Increasingly, pharmaceutical companies see the imperative to tap corporate brand value as a way to retain shareholder confidence. While this industry is often identified through product brands—the "Lipitors" and "Nexiums"—creating real meaning in the company itself holds growing importance.Why the corporate brand creates value
Customers need a deeper understanding of what the company stands for: When a spin or re-branding takes place, customers want to know that the new brand will preserve the integrity and reputation of the same products, services, and people they are familiar with and have thus come to trust. In today's transparent business environment, understanding what the company is about is critical to bolstering the value of the product—what are the company's values, where is the momentum behind its promises, and, most importantly, what are its intentions for keeping its customers?
A publicly visible promise of who the company is, backed by real proof points, raises the stakes on performance—those companies courageous enough to make one, under today's media spotlight, send a powerful signal about what they intend to be and deliver.

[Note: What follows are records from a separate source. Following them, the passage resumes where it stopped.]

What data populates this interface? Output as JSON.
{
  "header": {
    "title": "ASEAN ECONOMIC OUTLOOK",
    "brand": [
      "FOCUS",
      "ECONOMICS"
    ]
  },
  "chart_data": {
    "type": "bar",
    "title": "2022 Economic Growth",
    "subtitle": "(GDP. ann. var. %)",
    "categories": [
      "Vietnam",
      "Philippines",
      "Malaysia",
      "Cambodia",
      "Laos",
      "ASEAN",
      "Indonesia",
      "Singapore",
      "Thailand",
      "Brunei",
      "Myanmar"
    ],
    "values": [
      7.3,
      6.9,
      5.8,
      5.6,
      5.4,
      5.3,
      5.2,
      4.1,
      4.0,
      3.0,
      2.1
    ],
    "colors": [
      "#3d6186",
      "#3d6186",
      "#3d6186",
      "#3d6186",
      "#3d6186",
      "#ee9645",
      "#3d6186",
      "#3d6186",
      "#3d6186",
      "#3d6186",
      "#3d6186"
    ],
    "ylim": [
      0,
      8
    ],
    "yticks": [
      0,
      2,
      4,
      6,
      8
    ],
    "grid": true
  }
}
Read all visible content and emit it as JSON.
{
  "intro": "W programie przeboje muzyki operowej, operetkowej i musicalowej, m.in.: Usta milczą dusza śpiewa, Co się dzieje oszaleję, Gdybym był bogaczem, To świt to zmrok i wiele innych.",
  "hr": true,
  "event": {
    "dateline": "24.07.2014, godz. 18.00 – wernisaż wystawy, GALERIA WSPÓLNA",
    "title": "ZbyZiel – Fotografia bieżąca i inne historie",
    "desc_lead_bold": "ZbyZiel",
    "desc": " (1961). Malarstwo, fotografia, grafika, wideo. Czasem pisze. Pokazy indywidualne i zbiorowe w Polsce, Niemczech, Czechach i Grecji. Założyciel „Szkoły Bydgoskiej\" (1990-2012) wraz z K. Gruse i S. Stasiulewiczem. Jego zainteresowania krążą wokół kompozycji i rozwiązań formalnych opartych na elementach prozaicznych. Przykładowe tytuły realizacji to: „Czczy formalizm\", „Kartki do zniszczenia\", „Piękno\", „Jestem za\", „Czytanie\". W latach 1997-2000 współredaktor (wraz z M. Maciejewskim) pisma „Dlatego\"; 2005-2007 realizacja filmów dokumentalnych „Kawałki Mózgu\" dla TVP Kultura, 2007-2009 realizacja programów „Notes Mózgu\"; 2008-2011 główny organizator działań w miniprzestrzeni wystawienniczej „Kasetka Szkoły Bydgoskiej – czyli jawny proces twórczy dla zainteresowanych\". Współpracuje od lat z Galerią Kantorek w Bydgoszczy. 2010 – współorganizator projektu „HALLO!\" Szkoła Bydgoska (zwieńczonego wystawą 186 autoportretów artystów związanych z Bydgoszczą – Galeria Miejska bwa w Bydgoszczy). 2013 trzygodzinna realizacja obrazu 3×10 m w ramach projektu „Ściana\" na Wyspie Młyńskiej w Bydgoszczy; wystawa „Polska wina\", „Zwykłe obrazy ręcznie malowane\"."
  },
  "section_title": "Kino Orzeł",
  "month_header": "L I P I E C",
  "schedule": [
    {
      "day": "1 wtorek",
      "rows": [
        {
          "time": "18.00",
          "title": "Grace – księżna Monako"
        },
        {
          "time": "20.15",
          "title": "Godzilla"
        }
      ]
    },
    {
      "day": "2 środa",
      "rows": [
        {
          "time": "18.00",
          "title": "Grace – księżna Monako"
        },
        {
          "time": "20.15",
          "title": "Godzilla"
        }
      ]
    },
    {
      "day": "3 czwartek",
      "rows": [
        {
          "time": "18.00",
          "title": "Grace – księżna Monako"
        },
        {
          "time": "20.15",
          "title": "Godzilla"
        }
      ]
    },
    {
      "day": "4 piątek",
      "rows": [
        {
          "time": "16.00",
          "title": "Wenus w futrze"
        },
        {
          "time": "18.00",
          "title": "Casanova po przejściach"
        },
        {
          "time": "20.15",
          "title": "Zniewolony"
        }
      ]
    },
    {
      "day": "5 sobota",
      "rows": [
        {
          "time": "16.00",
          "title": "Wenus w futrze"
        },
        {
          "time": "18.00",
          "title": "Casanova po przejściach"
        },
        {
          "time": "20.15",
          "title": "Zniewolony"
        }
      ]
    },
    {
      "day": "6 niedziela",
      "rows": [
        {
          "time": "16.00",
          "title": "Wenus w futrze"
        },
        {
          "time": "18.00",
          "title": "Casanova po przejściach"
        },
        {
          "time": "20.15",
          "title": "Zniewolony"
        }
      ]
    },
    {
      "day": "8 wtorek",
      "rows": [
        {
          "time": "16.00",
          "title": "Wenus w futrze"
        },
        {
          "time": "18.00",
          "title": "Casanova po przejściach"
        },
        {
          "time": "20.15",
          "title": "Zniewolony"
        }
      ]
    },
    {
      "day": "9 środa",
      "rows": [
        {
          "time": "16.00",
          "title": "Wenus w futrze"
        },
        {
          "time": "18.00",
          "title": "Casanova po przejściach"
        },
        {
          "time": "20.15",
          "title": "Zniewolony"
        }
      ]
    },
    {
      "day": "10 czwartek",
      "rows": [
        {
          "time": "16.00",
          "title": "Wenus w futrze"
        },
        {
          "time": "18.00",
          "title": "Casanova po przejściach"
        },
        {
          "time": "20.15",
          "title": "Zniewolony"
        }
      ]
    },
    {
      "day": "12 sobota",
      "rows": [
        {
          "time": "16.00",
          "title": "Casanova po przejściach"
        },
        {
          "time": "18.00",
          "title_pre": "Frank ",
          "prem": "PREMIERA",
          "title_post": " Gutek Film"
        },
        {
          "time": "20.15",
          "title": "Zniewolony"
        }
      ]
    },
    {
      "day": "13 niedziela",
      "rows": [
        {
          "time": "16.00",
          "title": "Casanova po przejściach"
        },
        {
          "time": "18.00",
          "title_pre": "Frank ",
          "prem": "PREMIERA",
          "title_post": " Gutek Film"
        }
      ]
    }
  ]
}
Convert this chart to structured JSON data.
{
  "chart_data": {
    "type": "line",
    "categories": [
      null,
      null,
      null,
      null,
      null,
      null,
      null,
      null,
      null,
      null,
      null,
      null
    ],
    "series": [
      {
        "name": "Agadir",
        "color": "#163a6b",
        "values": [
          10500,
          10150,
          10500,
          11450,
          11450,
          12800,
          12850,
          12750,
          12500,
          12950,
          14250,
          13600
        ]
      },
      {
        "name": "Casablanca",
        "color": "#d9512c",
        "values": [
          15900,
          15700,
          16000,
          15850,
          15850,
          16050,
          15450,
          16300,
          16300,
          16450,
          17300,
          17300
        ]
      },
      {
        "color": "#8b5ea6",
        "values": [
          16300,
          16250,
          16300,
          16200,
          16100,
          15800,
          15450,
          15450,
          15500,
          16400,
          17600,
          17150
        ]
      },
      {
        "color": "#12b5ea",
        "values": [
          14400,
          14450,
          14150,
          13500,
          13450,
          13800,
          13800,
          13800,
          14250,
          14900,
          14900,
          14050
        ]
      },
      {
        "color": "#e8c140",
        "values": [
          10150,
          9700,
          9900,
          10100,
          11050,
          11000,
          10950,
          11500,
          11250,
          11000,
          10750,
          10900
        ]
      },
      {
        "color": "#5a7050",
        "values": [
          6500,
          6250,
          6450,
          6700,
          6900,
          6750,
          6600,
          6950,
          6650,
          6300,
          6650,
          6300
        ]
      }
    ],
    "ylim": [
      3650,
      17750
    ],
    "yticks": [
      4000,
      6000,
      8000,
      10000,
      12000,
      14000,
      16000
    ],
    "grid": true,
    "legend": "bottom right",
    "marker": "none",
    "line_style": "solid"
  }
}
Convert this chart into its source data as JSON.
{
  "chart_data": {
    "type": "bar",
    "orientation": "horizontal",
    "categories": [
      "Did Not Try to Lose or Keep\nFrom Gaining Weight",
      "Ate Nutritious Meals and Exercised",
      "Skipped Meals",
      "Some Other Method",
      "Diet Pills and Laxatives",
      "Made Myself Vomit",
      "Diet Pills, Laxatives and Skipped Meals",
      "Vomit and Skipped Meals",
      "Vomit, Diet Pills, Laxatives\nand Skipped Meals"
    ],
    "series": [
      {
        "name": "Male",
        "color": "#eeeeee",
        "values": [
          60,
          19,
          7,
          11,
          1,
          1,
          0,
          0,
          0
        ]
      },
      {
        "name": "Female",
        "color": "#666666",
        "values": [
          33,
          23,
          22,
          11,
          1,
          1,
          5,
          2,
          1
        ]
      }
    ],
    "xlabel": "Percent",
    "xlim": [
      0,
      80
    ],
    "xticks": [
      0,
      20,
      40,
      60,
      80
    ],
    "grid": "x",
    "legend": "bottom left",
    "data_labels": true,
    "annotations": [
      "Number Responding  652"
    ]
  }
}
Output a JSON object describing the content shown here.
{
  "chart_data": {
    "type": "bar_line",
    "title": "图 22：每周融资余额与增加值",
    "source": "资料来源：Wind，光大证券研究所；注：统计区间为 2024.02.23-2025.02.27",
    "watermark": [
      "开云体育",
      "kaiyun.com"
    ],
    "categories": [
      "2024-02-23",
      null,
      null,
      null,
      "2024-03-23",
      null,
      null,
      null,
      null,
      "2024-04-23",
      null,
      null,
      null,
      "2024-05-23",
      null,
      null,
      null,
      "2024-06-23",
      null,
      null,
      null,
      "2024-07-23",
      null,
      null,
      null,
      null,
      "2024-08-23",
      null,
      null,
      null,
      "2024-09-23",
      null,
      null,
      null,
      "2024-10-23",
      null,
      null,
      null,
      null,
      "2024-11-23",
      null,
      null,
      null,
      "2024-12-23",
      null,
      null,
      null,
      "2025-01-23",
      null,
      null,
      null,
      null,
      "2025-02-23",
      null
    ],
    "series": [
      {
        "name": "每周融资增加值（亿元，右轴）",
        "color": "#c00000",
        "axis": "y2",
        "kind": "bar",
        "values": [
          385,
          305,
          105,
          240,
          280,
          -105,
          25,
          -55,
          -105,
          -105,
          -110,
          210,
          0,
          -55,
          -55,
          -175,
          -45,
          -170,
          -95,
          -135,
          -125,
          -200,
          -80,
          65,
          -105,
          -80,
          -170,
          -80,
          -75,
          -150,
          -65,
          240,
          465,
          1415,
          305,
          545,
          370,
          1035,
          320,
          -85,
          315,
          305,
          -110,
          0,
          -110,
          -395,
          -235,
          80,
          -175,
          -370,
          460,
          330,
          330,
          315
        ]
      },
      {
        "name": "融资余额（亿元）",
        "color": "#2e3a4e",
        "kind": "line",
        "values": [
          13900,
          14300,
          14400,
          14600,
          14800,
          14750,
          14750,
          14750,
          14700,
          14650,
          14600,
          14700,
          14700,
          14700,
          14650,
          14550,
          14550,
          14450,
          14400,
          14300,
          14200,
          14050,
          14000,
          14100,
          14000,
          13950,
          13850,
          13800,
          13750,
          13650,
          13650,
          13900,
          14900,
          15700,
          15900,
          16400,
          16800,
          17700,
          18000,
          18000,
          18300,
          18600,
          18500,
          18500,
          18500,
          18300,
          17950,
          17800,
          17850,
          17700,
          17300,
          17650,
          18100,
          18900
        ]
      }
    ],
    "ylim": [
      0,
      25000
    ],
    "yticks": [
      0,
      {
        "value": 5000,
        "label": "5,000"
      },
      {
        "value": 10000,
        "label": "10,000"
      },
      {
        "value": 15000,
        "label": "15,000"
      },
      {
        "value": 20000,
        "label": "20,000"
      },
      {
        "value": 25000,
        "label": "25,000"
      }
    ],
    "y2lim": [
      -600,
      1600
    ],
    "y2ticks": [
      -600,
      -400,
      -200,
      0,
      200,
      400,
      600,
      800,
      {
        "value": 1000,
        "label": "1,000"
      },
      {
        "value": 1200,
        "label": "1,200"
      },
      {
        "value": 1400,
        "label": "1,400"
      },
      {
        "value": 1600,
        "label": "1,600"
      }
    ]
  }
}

Inside, companies need to win the talent war with current and potential employees: Talent markets have changed forever. Not only are employees less loyal than they were a decade ago, but the information a job hunter can discover about a company has grown exponentially. With hundreds of millions of people using LinkedIn and putting their employer name right next to their picture on Facebook, people are "badged" with their employer's brand like never before. More visible than ever in our social and professional spheres, a company and what it stands for can be as important a public signal of who we are as the car in our driveway.
The need for a corporate brand that connects with employees is accentuated in a spinout. Employees who are a part of a spin must face trepidation and uncertainty as they confront the prospect of leaving a strong, stable, and well-known parent brand. This makes employee retention a challenge. Added to this is the need to attract the best research and clinical talent from established pharmaceutical competitors and the importance of creating a corporate brand that connects with employees and recruits is clear.
With investors, a compelling brand story can drive the multiple: In the case of a spinout, a powerful corporate brand will send clear signals to an investor base that's increasingly diverse, and with the power to act instaneously: just one click of the mouse can finalize a $4 trade. For institutional investors searching an increasingly global playing field for the best investment story, a clear corporate brand direction and set of guideposts is an important signifier of attraction. New brands that have invested in a clear growth story get extra credit by garnering P/E ratios in the high teens to low twenties.